Alongside encouragement to “Choose Psychiatry” we need to consider retention and “Continuing Psychiatry”. A recent survey by the Royal College 1 found that management on-call work was affecting morale so much that some trainees considered resignation. The same report commented on a high attrition rate between core and higher training, citing on call issues as a factor. Out of hours work is a challenging part of working in healthcare. Unsocial working hours can put a strain on the work life balance2, particularly with those who have families.3 The recent junior doctor strikes and new contract highlighted the value junior doctors place on appropriate management of on call work4 and GMC NTS results often highlight difficulties with out of hors working. With psychiatry recruitment in its present state and the concerted effort to increase applications to training via “Choose Psychiatry”, the nature of the on call experience may be the key to ensuring trainee retention. It is important, therefore, to ensure that experience on call is positive, supported and reflects training goals. We would suggest that the involvement of junior doctors in service design and restructure helps to secure this.

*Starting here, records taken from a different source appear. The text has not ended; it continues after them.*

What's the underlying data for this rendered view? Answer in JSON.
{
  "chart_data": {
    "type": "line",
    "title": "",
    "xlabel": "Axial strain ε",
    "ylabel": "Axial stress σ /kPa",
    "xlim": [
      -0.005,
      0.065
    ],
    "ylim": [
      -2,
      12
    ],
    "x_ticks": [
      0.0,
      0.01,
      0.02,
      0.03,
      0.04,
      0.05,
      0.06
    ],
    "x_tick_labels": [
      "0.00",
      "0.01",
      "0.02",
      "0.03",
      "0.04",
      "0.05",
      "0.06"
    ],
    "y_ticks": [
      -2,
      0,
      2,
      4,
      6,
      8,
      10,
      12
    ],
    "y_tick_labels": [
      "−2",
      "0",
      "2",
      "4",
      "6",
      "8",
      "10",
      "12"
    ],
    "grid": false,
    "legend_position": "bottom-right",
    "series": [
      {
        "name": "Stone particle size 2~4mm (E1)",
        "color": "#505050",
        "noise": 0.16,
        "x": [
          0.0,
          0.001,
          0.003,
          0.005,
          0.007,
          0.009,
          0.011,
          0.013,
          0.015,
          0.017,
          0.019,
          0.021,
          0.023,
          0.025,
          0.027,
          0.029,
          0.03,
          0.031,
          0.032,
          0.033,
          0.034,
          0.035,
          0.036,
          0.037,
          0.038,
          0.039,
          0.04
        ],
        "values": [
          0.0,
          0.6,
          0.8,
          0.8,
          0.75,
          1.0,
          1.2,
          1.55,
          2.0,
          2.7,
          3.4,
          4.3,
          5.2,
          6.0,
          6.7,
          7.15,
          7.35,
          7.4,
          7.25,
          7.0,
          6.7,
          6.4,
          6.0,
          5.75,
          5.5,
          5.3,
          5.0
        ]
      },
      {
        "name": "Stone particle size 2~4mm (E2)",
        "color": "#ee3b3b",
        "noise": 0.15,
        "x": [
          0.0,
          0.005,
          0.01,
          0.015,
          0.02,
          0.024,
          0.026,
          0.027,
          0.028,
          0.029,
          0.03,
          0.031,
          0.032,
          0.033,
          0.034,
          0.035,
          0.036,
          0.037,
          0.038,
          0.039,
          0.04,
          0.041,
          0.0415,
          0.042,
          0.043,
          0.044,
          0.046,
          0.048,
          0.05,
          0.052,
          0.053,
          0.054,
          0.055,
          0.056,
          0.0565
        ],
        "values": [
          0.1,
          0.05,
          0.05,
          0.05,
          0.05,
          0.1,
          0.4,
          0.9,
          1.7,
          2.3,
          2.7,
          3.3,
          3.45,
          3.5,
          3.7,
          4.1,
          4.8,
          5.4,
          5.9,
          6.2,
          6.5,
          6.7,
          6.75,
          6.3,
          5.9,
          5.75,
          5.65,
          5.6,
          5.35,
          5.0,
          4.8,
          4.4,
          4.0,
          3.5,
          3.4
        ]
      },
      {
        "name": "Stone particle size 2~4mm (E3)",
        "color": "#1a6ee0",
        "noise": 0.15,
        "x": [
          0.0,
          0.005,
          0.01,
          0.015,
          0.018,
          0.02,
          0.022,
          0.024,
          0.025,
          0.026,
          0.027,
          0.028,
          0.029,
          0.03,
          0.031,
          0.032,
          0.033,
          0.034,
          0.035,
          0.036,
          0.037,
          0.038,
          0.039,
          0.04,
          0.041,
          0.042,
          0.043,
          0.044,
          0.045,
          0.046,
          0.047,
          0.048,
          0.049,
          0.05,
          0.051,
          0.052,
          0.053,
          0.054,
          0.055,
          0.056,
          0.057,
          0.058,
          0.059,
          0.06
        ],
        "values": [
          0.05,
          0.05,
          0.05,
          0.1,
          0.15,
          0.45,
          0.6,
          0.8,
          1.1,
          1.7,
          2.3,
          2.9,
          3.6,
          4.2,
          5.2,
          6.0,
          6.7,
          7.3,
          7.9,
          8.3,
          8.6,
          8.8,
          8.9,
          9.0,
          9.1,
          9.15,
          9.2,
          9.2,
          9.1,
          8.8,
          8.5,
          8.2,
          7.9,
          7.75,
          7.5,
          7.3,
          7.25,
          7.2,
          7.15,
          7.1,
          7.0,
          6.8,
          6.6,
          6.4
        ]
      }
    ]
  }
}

This approach was taken within our trust (South London and Maudsley NHS Foundation Trust) during the creation of a new service, the Centralised Place of Safety. This six-bedded unit was opened in June 2017. It is staffed by a dedicated MDT 24 hours and seven days a week. It accepts section 136/135 patients as part of the South London Crisis care pathway. Given its out of hours operation, an on-call medical staffing rota had to be created. The trust involved junior doctors in this process in collaborative way, through discussion with trainee committees and representatives to ensure their educational needs were met. An emphasis was put on face to face supervision by higher trainees with core trainees. Core trainees also had a clearly defined role within the MDT. A subsequent survey of trainees found that they preferred their on-call work in the place of safety compared to other locations5. A quote from the survey of particular note was “I would not want to qualify as a registrar without having had such experience’.

Choice of training scheme is multifactorial and improving on call experience maybe a small but important factor. We feel our service and its design process represent a good example of how to meet trainees needs and, thus, reinforces the need for consideration of trainee experience when planning out of hours rotas. We would argue that retention needs to be prioritised as much as recruitment if the gains of the “Choose Psychiatry” campaign are to be maintained.

1. Till A, Milward K, Tovey M, et al. Supported and Valued? A trainee-led review into morale and training within psychiatry. London, 2017.

2. Karhula K, Puttonen S, Ropponen A, et al. Objective working hour characteristics and work–life conflict among hospital employees in the Finnish public sector study. Chronobiol Int 2017; 34: 876–885.

3. Tucker P, Brown M, Dahlgren A, et al. The impact of junior doctors’ worktime arrangements on their fatigue and well-being. Scand J Work Env Heal 2010; 36: 458–465.

4. Tucker P, Byrne A. The new junior doctors’ contract: an occupational health and safety perspective. Occup Med (Chic Ill) 2016; 66: 686–688.